Osoyoos’ destination marketing organization (DMO) helps market these underutilized hotel/motel accommodations in the summer through a Winter Accommodation list, which includes info on monthly rates, kitchens, pet-friendliness, housekeeping, pool, fitness centre, in-room phones, wifi, and laundry facilities.

The concept of creating and marketing a list like this of local accommodations is under discussion in the Columbia Valley. If local hotels/motels can significantly increase their occupancy through the traditionally slower fall and winter, we can preserve jobs and smooth out the Valley’s tourism season.

First, one would expect that our local Snowbirds will be more likely to stay in the Columbia Valley this winter. That will fill up their seasonal homes and our businesses.

Second, one could expect local families with retired parents and grandparents elsewhere to invite them here for extended visits. Should they need extra room, our many local hotels/motels can serve them well. Or, more likely they will find a short term rental property that is converted to a long term rental.
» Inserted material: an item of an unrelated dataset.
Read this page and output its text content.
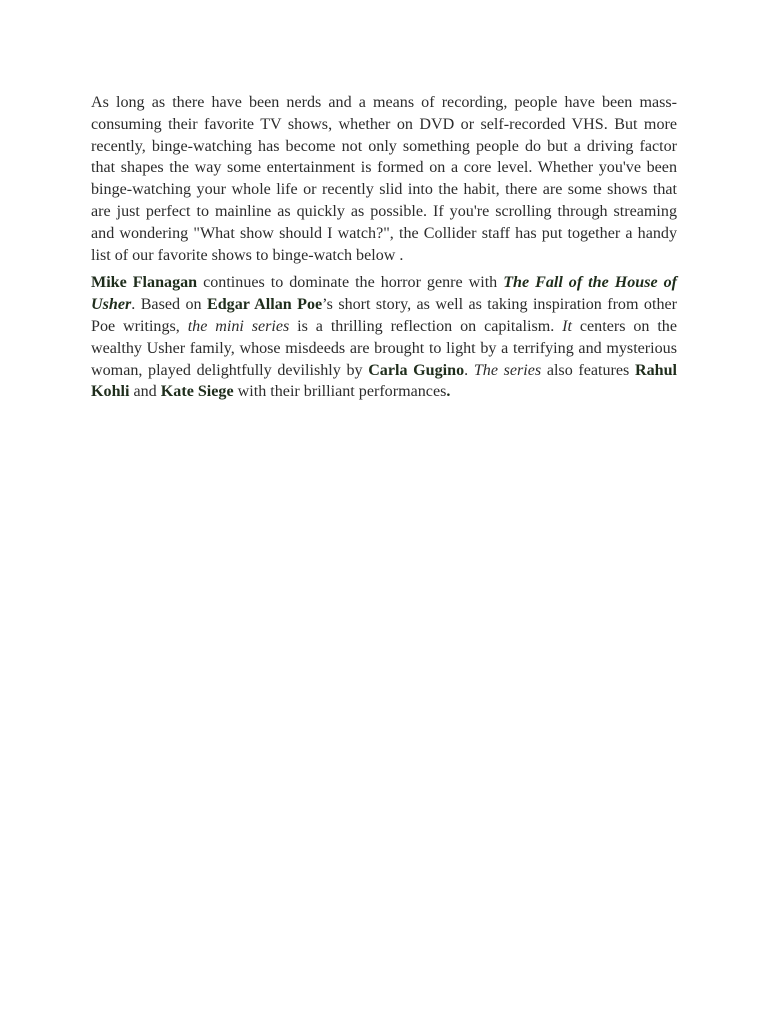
As long as there have been nerds and a means of recording, people have been mass-consuming their favorite TV shows, whether on DVD or self-recorded VHS. But more recently, binge-watching has become not only something people do but a driving factor that shapes the way some entertainment is formed on a core level. Whether you've been binge-watching your whole life or recently slid into the habit, there are some shows that are just perfect to mainline as quickly as possible. If you're scrolling through streaming and wondering "What show should I watch?", the Collider staff has put together a handy list of our favorite shows to binge-watch below .

Mike Flanagan continues to dominate the horror genre with The Fall of the House of Usher. Based on Edgar Allan Poe’s short story, as well as taking inspiration from other Poe writings, the mini series is a thrilling reflection on capitalism. It centers on the wealthy Usher family, whose misdeeds are brought to light by a terrifying and mysterious woman, played delightfully devilishly by Carla Gugino. The series also features Rahul Kohli and Kate Siege with their brilliant performances.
Third, one may see healthy and active Snowbirds from across Canada flocking to relatively warmer climes, with fewer faces and bigger spaces, like the Columbia Valley – the warm side of the Rockies. These folks could find a perfect fit at our local hotels/motels, if they are effectively marketed to. With RVing growing in popularity, many of them will bring their own self-contained accommodation. And they could get here in time to watch their feathered friends head south.

Similar needs at each end of the age spectrum curve

No one wants to experience the effects of a pandemic. But the Columbia Valley is a pretty good place to ride it out.

Combining the post-secondary students (and some other young people taking a year off to travel, as their demographic has been experiencing record high-unemployment due to the pandemic), and the Snowbirds, we could see 1,000 – 2,000 more people living in the Columbia Valley this fall and winter (up from our 2016 Census population of 9,482).

How will we welcome them? What will they want to do – for work, for volunteering (voluntourism), for fun? How will we help them feel included and create a sense of belonging, while maintaining COVID protocols, and keep everyone safe?

What do they need to be successful? Broadband; public wifi; good accommodation; recreation and social opportunities; health and social services; good value with all products and services.

How will businesses help these groups spend money? With all economies contracting, both of these markets won’t be working full-time and are price sensitive. Perhaps, optimized goods and services (e.g. special seasonal passes); adjusted operating hours, online store; improved accessibility or delivery services can help increase your share of their wallet? Can your organization target both group, or do a great job of focusing on one? Have you looked into the revised wage subsidy programs that will be available through the fall, just as CERB winds down?

We don’t have all the answers yet. But we all use our time wisely in August, ask the right questions, and put the right plans in place for this possible scenario, we can ensure that our recent recovery success doesn’t end with the summer.

And what attracts these two demographic groups, will also benefit the growing population that work from home (WFH) and work from anywhere (WFA). With continuing technological innovation, workforce development and collaborative social services, living in the Columbia Valley will be more sustainable after this pandemic has past.